Conde, Padura were, just like John Lennon, 9. October, born. Wherein Conde is a year “older” than Padura and those 15 years younger than the founder of the Beatles: this mythic British Band that listened to his Generation in the 1970s, secretly.

Emigration and Diaspora

“The permeability of the time” is, like all works Paduras, a novel about the Cuban emigration and the relationship of the islanders to their Diaspora. “This topic is one of my obsessions that have followed me all these years,” says Paduro, although he knows that the world is full of migration movements in many places by Extreme events, such as war, epidemics or famines triggered.

In the case of Cuba “is the number of people that have returned since my Childhood in the country, is enormous,” says the writer.
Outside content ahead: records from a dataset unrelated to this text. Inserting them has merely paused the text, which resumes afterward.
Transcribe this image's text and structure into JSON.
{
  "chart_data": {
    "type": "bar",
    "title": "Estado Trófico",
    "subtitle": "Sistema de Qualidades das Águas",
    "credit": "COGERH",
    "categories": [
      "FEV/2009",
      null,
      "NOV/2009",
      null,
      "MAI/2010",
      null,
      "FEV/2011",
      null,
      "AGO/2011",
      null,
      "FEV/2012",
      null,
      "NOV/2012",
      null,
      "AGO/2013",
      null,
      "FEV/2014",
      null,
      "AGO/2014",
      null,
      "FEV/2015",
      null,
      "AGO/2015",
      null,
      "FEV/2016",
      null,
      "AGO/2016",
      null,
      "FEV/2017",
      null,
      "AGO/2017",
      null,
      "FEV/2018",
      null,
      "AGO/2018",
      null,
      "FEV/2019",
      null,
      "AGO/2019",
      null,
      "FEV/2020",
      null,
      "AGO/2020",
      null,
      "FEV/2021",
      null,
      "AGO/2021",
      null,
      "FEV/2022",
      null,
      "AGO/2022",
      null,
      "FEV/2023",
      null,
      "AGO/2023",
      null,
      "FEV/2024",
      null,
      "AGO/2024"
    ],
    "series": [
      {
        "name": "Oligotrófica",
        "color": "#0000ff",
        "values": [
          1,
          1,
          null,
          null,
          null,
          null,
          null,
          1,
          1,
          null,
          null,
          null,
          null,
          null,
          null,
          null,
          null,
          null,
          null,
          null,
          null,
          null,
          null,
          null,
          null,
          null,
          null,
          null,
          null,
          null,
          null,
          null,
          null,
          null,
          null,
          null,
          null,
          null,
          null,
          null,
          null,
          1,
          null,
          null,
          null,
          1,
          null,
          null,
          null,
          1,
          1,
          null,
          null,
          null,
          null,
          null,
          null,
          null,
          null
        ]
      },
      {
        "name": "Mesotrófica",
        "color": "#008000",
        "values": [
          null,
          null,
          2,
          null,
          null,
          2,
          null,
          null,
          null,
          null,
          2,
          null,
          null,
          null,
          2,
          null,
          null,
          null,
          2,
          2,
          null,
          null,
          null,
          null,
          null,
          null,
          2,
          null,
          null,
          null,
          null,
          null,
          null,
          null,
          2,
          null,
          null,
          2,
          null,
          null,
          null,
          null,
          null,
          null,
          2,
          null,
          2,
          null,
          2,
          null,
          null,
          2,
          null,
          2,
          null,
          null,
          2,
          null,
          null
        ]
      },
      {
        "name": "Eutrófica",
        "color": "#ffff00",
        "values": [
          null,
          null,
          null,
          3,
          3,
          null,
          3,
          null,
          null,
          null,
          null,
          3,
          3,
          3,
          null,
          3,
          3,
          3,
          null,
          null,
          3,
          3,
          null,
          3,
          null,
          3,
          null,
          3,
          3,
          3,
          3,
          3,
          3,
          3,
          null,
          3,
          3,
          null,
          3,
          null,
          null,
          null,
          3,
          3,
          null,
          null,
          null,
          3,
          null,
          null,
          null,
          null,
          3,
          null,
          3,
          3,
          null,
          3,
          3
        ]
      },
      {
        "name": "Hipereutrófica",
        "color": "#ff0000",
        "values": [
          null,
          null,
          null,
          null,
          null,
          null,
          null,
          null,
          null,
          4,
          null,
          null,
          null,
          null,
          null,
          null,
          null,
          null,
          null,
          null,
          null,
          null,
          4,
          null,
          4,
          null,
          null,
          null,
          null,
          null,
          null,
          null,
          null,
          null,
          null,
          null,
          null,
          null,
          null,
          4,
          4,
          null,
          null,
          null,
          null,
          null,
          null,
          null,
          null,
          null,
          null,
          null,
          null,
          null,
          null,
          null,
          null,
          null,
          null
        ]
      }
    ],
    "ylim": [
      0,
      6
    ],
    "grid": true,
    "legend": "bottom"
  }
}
He could speak for his fictional character, Mario Conde, because both were born in the house in the 1954 and 1955 – in Mantilla, a suburb of Havana. Therefore, his coming, almost at the completion of the novel, “the phenomenon of the Cuban Diaspora, the Diaspora will treat my Generation but also that of our children,” said Padura, compared to the DW.

Cuba at the crossroads

“In the last 60 years, the political System and the economic structure of Cuba remained unchanged. On the other hand, has changed Cuban society in the last 20 to 30 years. These social changes will eventually trigger a inevitably economic and political change,” says Padura, published in 2009, “The man, the dogs loved”: a novel – this time without Mario Conde – about the Perversion of the socialist utopia in the 20th century. Century.
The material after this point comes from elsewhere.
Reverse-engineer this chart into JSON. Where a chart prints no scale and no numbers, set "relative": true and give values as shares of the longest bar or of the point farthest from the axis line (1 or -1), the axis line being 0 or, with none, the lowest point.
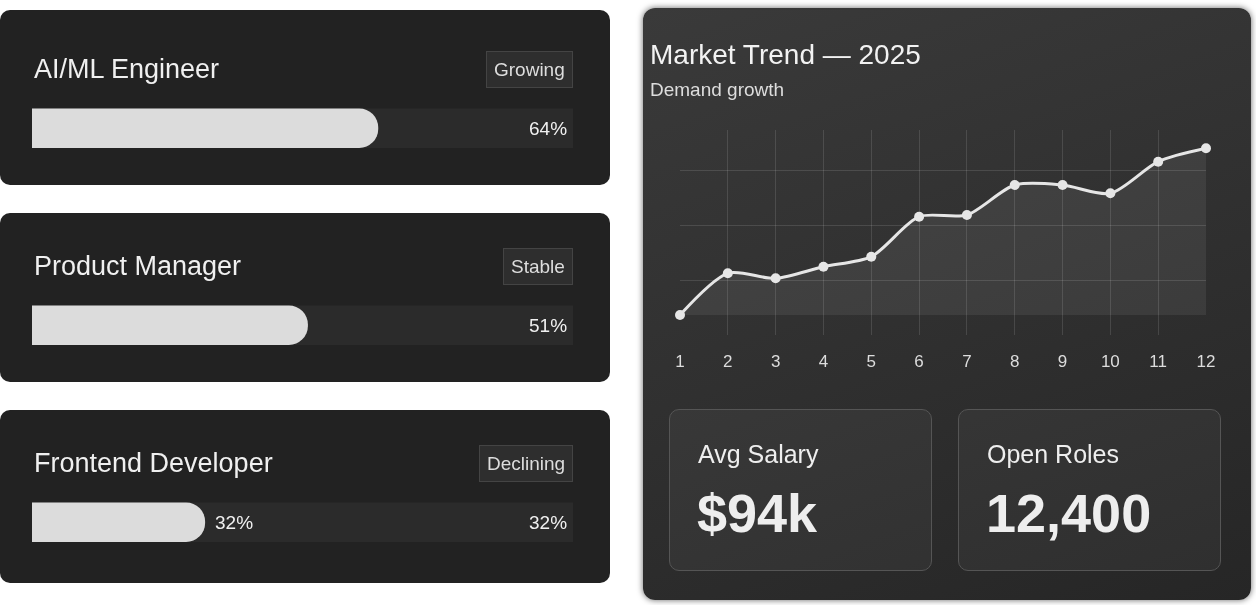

Padura explained that he had the slightest idea of how and when these changes take place or who will be your protagonist. However, he had the hope “that the Cubans at some point, after so many sacrifices and hardships, a better life,” says the writer.

“There are a lot of very important things to which Cubans are guaranteed access: health, education and social security. But still, you don’t know how you want the next day to make ends meet. No one starved and no one has to sleep on the street, but they are forced, nevertheless, to master strategies of Survival”, so Paduro.

Published in Cuba – somehow

He hopes that his novel “will be published in the permeability of The time,” next year in Cuba. The acute paper shortage on the island, however, was a major obstacle, says the author. It voice it sad that for many, German is much easier than it is for Cubans to buy one of his books. Paduro has an illustrative example: “My novel ‘The man who loved dogs’ has been translated in the Spanish edition of over 100 pads, and my books in 30 languages. But at the book fair in Havana two years ago, only a single book of mine was presented: It was a book for the Blind, in Braille.”